An essential part of his defense is therefore to re-establish trust in him as a repentant and purified sinner. For this purpose, Clinton has supplemented his behavior as a responsible and sovereign statesman with remorseful admissions of guilt and ostentatious prayers and confessions to two newly signed-on clerics in the “tele-confessional booth of the nation”:

“Slick Willy has thought up some tricks. He now makes his regret public and wants to meet weekly with two ministers for prayers.” (Sp)

That such exercises are at least as enormously hypocritical as his ostentatious hand holding with the First Lady by no means counteracts the purpose of this trust offensive: a mercilessly affected remorse signals that the President wants to bow to the dignity of his office and the moral requirements of his people.
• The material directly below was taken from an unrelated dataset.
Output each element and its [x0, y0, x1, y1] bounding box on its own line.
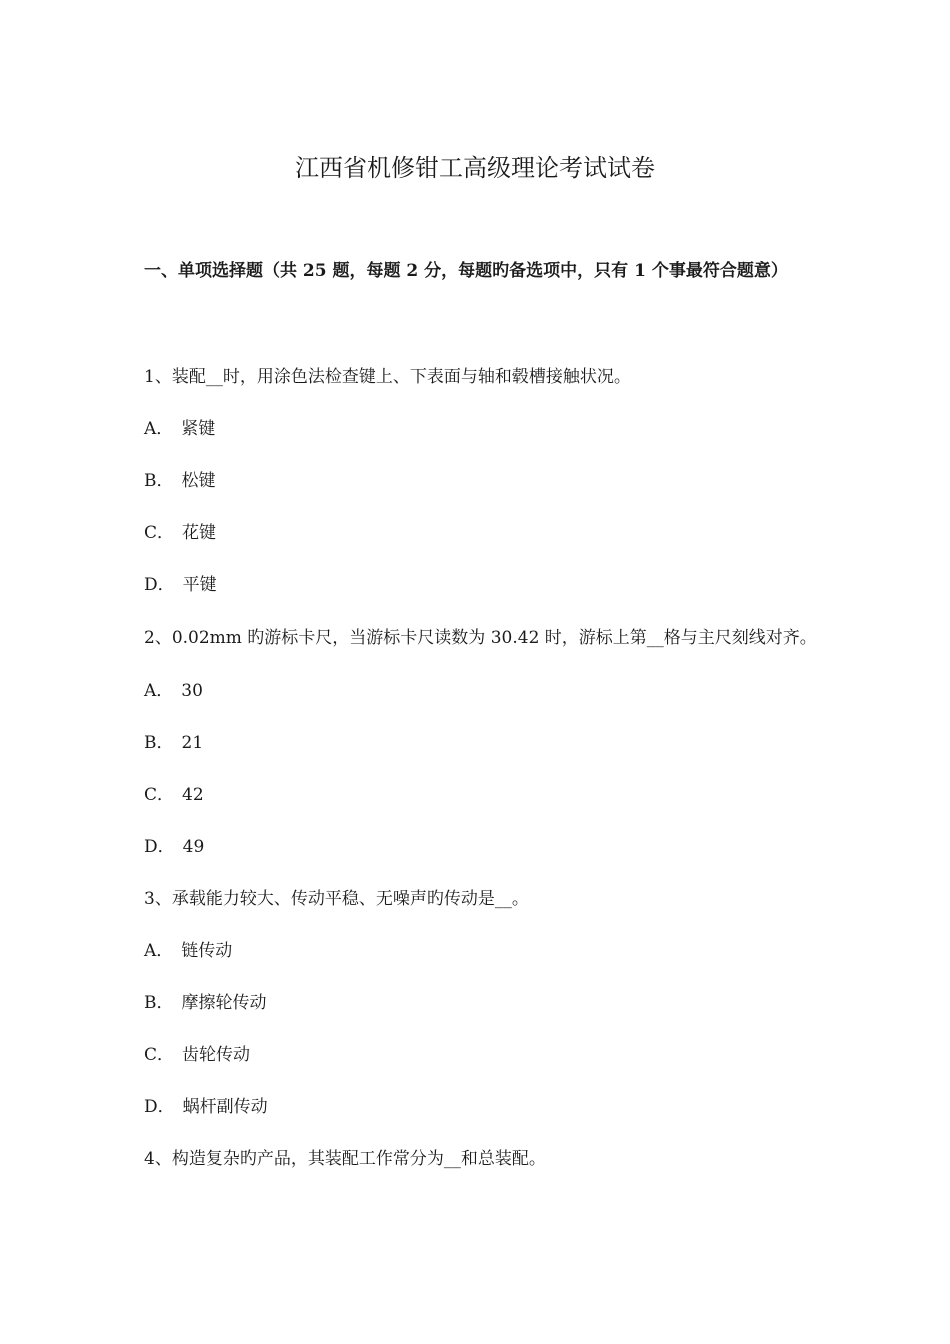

The President’s compassion-begging question as to whether or not he too may not have a sort of a private life – at least when he uses the romantic occasion of an evening telephone call with an obstructionist senator to let Ms. Lewinsky give him a blow job – away from the political competition, by himself, with his saxophone, pets, the intern, Chelsea, Hilary and God – even this does not lack its effect. Indeed, he himself does not even believe that he can allow the image of his officially celebrated private life – without intern – to be spread as an important means of advertising his trustworthiness every single day on every television channel and at the same time expect the public to respect his completely private life – with intern; but as an appeal to the human-all too-human aspect of the power of moral judgment of his Americans, he already succeeds with it. A lot of Americans, in addition to French intellectuals and a bunch of Nobel Prize Laureates, make common theoretical cause with “their” Clinton, give compassion to their Commander in Chief and demand protection for his (!) private sphere.

The moral people's court

Reaching a verdict, with all its twists and turns, is thus by no means as easy as the Republicans had imagined. Anyhow, the opinion leaders of this party miscalculated the American political-moral sensorium – for the time being. Their calculation, the publication of the video tape recordings, was responded to with a big Yuck! by the country, and proved to be a sheer non-starter. What was supposed to hold the President up to ridicule only gave him a precipitous rise in sympathy. This too is not because American voters suddenly made a distinction between politics and other trash; on the contrary. Now that Clinton the individual stands for character, the absurdity of the personalization of politics reaches its high point: now this democratically mature people sees the entirety of American politics only in relation to the “Monica affair.” The Clinton administration, including its missile attacks in the Middle East, is perceived only under the criterion whether “their” frivolous President does his “job” properly. So a majority of Americans comes to the conclusion that Clinton, in fulfilling his official duties, should be bothered neither by the talents of a Monica Lewinsky nor those of a Kenneth Starr. Thus one is ready to morally weigh the politician Clinton against the individual Clinton, to give him good grades for his functioning as President and to “forgive” him his somewhat strange sexual behavior and the pertinent lies. So most Americans bring themselves to – idealistically – extend to their President the license to govern. Some people even try to actively support the most powerful President in the world by painting posters that say “Save the presidency, jail Kenneth Porno Starr” and stand with them in the wind and the rain outside the White House. Everything that their protégé sets on the agenda of world politics is a side issue that is found to be ok.